Alpha is the state we are most involved in for this book. Light states of alpha are called ritual consciousness. You must be open and aware to energy and intuition, but not so deep that you are immobile. During rituals you still need to speak, light candles, read spells, and perform other actions. In group rituals, you need to be aware of silent cues and group dynamics while still maintaining your magickal awareness. On the deeper levels of alpha, moving toward theta, we enter a more immobile, deeper awareness, tuning into the inner planes. Some totally block out the physical world, while others are true walkers between the worlds, aware of both the inner reality and outer world simultaneously. I’ve had both experiences, depending on my own times of personal power and awareness. Neither is better than the other, as long as it works for you.
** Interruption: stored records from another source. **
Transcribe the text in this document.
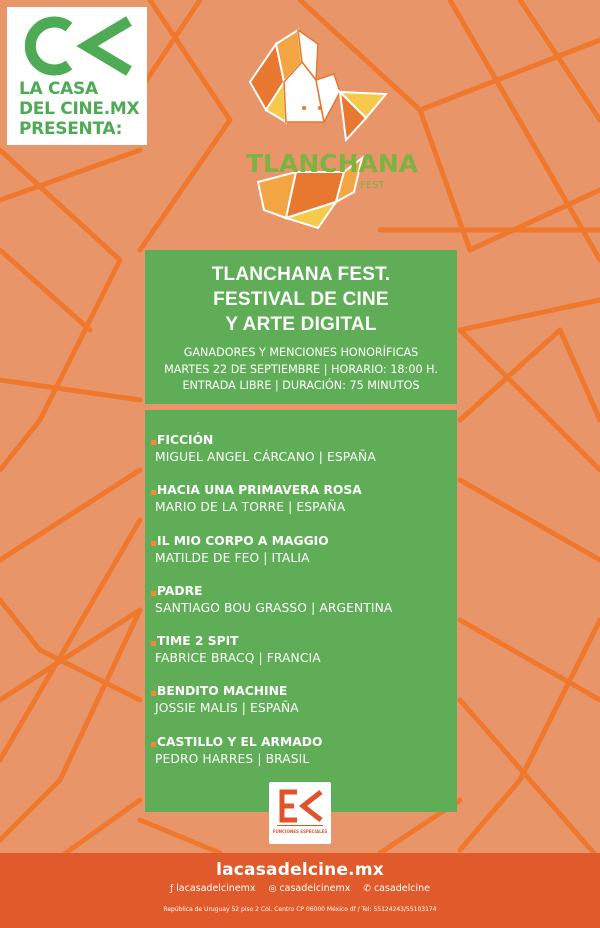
LA CASA
DEL CINE.MX
PRESENTA:
TLANCHANA
FEST
TLANCHANA FEST.
FESTIVAL DE CINE
Y ARTE DIGITAL
GANADORES Y MENCIONES HONORÍFICAS
MARTES 22 DE SEPTIEMBRE | HORARIO: 18:00 H.
ENTRADA LIBRE | DURACIÓN: 75 MINUTOS
FICCIÓN
MIGUEL ANGEL CÁRCANO | ESPAÑA
HACIA UNA PRIMAVERA ROSA
MARIO DE LA TORRE | ESPAÑA
IL MIO CORPO A MAGGIO
MATILDE DE FEO | ITALIA
PADRE
SANTIAGO BOU GRASSO | ARGENTINA
TIME 2 SPIT
FABRICE BRACQ | FRANCIA
BENDITO MACHINE
JOSSIE MALIS | ESPAÑA
CASTILLO Y EL ARMADO
PEDRO HARRES | BRASIL
FUNCIONES ESPECIALES
lacasadelcine.mx
ƒ lacasadelcinemx ◎ casadelcinemx ✆ casadelcine
República de Uruguay 52 piso 2 Col. Centro CP 06000 México df / Tel: 55124243/55103174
Learn this technique to enter a meditative state. Use only the first countdown when needing to enter ritual consciousness. Do the complete countdown for deeper meditation and journeying.

Exercise 1
Entering an Altered State

1. Get into a comfortable position. If you are going into an inner meditative experience, make sure you are sitting comfortably, either feet flat on the floor, or cross-legged on the floor. If you are getting into ritual consciousness, simply stand with feet apart to give you balance and support.

2. Take a few deep breaths and relax your body. Bring your awareness to the top of your body, starting at the head, and give yourself permission to relax. As you breathe, release the tension. Move from your head and neck into the shoulders and arms. Relax and feel all the tension melt away. Relax your chest and back. Feel waves of relaxation move down your spine. Relax your abdomen, lower back, and hips. Relax your legs down to your ankles and feet. Feel the waves of relaxation sweep all that doesn’t serve your highest good out through your fingers and toes, grounding and neutralizing this unwanted energy into the Earth, transforming it like the earth turns fallen leaves into new soil.

3. Relax your mind. Release any unwanted thoughts and worries as you exhale. Relax your heart and open it to the love of the Goddess and God. Relax your soul and follow your inner light, guidance, and protection.

4. Visualize a giant screen before you, like a blackboard or movie screen. This is the screen of your mind, or what is called your mind’s eye. Whenever you visualize or recall anything, remember a person’s face or anything else, you project it onto this screen. Anything you desire will appear on the screen.

5. On the screen of your mind, visualize a series of numbers, counting down from 12 to 1. With each number, you get into a deeper meditative state. The numbers can be any color you desire, drawn as if writing them, or appearing whole.

Now visualize 12, see the number 12 on your screen, 12.

11, see the number 11 on your screen, 11.

10, see the number 10 on your screen, 10.

9, see the number 9 on your screen, 9.

8, see the number 8 on your screen, 8.

7, see the number 7 on your screen, 7.

6, see the number 6 on your screen, 6.

5, see the number 5 on your screen, 5.

4, see the number 4 on your screen, 4.

3, see the number 3 on your screen, 3.

2, see the number 2 on your screen, 2.

1, see the number 1 on your screen, 1.

6. You are at your ritual consciousness. Everything done at this level is for your highest good, harming none.

7. You are now counting down to a deeper, more focused meditative state. Count backward from 13 to 1, but do not visualize the numbers this time. Let the numbers gently take you down. 13, 12, 11, 10, 9, 8, 7, 6, 5, 4, 3, 2, 1. You are now at your deepest meditative state, your magickal mindset, in complete control of your magickal abilities. Say to yourself,

I ask the Goddess and God to protect and guide me in this meditation.

8. From this point, you can continue on to other exercises and experiences, or meditate at this level for a bit and bring yourself up, counting from 1 to 13 and then 1 to 12. Gently start to wiggle your fingers and toes, and slowly move to bring your awareness back to the physical.